Saint-Exupéry, Küçük Prens’i 1940 - 1943 yılları arasında yazmış. 1943 Nisanında İngilizce ve Fransızca yayınlanan kitap, daha o yıllarda binlerce okura ulaşmış. 1943 yılından bugüne, dünyadaki birçok dil ve lehçede yayınlanmış. Her yıl yaklaşık 2 milyon satıyor. Bu sayıya dünyanın değişik yerlerinde maalesef rastlanan korsan yayın rakamları dâhil değil. Birçok yayınevi için bu kitabı yayınlamak bir prestij kaynağı olmuş.

 

Dünyada Küçük Prens kadar popüler başka bir kitap var mı?

Eğer dini ve kutsal kitapları çıkartırsak, Küçük Prens, İtalyan yazar Carlo Callodi’nin Pinokyo’su ile birlikte açık ara öndedir. İkisi de hemen hemen eşit sayıda dile tercüme edilmişler. Ancak Pinokyo’nun 1883’te yazıldığını ve telif hakları anlamında artık korunmadığını belirtelim. Küçük Prens ise telif açısından daha bu senenin başında serbest kaldı. Yani, 2015 yılına kadar aslında bu kitabı yayın haklarının sahibi olan yayınevinden izin almadan basmak yasaktı. Buna rağmen bu kadar farklı dil ve lehçede yayınlanması gerçekten şaşırtıcı. Benim tahminim önümüzdeki dönemde bu sayı inanılmaz bir artış gösterecek. Bu arada Türkçeden Orhan Pamuk’un ‘Benim Adım Kırmızı’ kitabının da 60 dil ile ilk 20’ye girdiğini hatırlatmak isterim.

 

Bu koleksiyona nasıl başladınız? Başka koleksiyonlarınız da var mı?

Çocukluğumdan beri bir şeyler biriktiririm. Pul, kart ve zarf toplarım. Film koleksiyonum var. Ama şu anda Küçük Prens’leri toplamak en öncelikli hobim.

Bu koleksiyona başlamam tesadüfen oldu. Aslında önceleri Küçük Prens değil, Franz Kafka kitapları topluyordum. Genelde arkadaşlarınız bir yere gittiğinde size ufak tefek şeyler getirir; bazen bir magnet, bazen bir anahtarlık, yüksük gibi. Bir arkadaşım da yurt dışına gitmeden ne istediğimi sormuştu. Ben de hiçbir şey dedim. “Nasıl olsa bir şey getireceğim, bari istediğin bir şey olsun; düşün bana haber ver” deyince, aklıma Kafka’nın bir kitabını istemek, bundan sonra da arkadaşlarımdan gittikleri ülkelerden bu kitabı getirmelerini rica etmek geldi. Böylece başlangıç noktam Kafka oldu.
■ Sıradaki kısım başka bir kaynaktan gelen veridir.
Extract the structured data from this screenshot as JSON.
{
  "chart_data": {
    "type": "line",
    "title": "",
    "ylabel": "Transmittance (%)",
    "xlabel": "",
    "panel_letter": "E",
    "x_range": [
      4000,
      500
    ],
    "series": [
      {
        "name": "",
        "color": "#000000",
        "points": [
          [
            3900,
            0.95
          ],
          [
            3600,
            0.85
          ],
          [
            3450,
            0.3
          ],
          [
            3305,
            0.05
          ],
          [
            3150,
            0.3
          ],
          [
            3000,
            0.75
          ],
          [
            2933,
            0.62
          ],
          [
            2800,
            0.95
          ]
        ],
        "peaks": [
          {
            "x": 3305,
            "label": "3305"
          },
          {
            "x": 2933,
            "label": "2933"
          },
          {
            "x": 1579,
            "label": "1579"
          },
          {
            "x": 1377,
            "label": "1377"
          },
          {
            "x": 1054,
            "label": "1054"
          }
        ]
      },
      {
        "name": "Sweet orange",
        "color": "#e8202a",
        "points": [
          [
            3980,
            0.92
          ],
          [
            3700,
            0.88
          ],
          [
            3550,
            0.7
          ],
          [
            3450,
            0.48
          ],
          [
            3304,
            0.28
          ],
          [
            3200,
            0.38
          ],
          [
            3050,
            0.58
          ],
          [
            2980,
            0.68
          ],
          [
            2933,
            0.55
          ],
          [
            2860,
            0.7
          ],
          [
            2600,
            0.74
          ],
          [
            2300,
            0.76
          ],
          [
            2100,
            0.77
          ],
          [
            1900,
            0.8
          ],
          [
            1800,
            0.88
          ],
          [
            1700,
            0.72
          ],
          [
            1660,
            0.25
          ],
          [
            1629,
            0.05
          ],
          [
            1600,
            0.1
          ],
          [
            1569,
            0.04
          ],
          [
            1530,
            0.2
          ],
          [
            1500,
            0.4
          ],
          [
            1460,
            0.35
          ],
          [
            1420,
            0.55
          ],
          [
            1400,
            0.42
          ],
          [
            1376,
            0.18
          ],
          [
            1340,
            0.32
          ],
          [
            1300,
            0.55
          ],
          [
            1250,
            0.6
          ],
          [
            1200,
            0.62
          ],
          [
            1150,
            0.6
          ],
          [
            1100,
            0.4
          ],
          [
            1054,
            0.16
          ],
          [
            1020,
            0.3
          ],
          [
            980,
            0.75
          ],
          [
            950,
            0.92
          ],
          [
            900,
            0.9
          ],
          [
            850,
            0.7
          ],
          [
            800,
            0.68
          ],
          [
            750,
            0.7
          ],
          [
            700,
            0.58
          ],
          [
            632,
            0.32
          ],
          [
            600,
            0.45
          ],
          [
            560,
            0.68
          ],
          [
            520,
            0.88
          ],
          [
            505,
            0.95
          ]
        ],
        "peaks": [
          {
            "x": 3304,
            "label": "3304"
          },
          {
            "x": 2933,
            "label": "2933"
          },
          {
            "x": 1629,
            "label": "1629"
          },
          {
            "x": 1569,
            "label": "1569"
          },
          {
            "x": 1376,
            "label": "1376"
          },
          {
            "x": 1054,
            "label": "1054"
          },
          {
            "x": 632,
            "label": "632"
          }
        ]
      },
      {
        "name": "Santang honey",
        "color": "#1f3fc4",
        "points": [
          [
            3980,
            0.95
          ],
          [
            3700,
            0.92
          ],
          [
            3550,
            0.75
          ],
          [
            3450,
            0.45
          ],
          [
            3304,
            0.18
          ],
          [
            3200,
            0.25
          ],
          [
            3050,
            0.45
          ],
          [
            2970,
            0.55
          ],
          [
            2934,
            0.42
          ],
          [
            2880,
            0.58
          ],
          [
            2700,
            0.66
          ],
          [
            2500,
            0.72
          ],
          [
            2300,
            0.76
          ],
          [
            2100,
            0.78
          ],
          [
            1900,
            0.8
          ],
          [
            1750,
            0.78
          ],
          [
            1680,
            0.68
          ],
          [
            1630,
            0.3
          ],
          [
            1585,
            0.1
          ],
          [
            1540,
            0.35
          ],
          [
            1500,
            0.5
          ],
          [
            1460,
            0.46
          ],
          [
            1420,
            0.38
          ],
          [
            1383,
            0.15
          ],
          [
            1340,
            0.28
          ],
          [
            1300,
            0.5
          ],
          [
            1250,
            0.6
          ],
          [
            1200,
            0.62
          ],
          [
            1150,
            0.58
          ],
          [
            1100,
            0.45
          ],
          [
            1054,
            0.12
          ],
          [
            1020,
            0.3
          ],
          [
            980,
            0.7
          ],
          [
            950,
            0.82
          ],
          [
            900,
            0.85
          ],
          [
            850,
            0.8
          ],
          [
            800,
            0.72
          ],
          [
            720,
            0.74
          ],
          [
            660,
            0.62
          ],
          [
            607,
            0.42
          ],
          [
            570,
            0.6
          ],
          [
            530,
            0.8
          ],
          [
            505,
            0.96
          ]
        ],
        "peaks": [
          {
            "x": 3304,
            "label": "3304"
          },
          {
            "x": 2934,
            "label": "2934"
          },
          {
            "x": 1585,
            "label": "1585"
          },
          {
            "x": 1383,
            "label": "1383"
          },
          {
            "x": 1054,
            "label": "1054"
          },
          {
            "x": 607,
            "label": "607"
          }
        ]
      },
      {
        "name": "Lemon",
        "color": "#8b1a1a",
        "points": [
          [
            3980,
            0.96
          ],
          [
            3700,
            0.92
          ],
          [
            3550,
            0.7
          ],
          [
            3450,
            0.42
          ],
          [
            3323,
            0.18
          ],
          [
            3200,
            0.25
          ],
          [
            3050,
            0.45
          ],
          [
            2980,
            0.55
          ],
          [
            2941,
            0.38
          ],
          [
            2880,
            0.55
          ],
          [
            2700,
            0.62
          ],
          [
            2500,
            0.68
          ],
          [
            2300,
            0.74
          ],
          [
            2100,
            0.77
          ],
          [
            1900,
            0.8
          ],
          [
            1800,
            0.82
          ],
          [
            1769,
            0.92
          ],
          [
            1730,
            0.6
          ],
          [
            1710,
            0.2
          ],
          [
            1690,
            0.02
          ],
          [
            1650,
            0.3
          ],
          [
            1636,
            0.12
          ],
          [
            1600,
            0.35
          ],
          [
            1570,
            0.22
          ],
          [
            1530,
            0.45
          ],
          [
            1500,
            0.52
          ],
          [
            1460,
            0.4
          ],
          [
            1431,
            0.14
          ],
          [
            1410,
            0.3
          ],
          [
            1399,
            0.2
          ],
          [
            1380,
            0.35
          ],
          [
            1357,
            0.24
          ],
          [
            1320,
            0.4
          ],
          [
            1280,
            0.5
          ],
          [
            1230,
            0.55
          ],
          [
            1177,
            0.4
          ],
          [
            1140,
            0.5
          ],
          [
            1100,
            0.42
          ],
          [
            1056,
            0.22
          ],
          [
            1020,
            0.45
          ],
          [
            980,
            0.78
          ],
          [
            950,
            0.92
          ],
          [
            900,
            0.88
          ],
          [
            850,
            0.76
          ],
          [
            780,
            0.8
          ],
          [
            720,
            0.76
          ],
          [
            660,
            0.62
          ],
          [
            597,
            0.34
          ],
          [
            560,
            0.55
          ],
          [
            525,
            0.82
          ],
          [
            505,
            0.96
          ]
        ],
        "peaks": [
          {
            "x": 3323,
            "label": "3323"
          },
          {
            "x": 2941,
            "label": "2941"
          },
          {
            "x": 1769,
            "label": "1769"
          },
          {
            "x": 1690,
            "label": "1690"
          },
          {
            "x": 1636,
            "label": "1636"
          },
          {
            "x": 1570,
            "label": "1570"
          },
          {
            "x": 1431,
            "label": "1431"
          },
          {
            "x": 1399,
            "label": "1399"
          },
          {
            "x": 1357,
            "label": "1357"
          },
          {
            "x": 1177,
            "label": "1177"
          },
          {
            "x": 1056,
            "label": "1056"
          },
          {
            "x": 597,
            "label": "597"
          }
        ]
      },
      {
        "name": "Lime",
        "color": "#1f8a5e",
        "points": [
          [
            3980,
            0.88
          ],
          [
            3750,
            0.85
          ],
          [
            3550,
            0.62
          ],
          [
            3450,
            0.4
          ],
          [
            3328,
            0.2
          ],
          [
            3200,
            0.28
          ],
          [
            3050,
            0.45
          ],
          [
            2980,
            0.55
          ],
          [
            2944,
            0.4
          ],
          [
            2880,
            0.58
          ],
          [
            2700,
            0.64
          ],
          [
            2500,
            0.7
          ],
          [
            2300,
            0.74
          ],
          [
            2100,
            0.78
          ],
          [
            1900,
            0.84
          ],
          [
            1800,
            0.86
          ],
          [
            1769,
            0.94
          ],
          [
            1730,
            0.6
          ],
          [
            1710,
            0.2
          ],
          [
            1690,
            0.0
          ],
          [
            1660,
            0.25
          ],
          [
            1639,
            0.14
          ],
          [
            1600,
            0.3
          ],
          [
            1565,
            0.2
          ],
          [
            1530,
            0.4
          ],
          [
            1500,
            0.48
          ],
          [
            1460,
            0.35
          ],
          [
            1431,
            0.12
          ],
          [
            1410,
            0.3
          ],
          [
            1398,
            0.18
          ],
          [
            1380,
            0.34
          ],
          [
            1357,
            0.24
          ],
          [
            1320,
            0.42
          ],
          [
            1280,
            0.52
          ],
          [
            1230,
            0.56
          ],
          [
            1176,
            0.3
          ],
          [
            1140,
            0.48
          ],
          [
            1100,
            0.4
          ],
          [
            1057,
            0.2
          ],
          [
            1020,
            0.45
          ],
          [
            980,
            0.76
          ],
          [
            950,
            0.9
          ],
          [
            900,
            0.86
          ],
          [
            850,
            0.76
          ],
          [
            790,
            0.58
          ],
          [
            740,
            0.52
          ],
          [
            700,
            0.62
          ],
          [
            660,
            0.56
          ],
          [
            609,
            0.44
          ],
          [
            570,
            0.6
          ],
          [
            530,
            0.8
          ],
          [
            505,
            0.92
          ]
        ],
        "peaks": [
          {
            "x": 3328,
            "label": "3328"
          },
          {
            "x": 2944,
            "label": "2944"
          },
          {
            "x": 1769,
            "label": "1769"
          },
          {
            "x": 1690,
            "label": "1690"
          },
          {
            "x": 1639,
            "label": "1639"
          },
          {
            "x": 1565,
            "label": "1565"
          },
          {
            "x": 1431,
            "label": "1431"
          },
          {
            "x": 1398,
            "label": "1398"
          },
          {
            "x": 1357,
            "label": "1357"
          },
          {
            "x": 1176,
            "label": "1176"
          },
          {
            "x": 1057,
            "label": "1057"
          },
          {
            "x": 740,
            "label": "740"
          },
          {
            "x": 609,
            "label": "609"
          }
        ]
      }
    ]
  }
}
Küçük Prens’ e geçişimin hikâyesi de komiktir: Bir arkadaşım ile birlikte, Kamboçya’da bir kitapçıya girdik ve ben Kafka’nın Kmer dilinde bir kitabını istedim. Adam şaşırdı; beni kitapçının en dibindeki bir rafa götürdü, rafı gösterdi ve “İşte, Kmer dilinde basılmış bütün yabancı kitaplar bunlar” dedi ancak aralarında Kafka’nın kitabı yoktu. Tam çıkarken, Küçük Prens’in klasik kapağını gördük, Kmer dilinde. O an, artık Küçük Prens biriktirmeye karar vermiştim.

 

Bugün Fransız edebiyatı kuşkusuz birçok değerli yazara sahip muazzam bir edebiyat ama bu tek kitap, daha yazılalı henüz 100 seneyi geçmeden birçok ünlü Fransız eserini geride bıraktı. Dünyanın en çok okunan kitabı desek yanılmış olur muyuz?

Bu kadar popüler olmasının bence en büyük sebeplerinden biri, kitabın her yaşa hitap ediyor olması. İkinci bir sebebi ise kitabın evrensel mesajlar vermesi. Evrensel bir öyküsü var. Gelecekte de beğenilecek bir öykü. Kitapta bahsi geçen karakterler aslında her an çevremizde bulabileceğimiz insanlar. Yazılımı akıcı ve basit. Herkesin bir şeyler anlayabileceği türden. İnsan hayatının her döneminde bu kitaplan farklı dersler alıp farklı mesajlar çıkarabilir. Kitabın ezoterik bir tarafı da var. Kitapta yer alan bütün karakterler göründüklerinin veya olduklarının ötesinde bir gerçekliğe sahipler.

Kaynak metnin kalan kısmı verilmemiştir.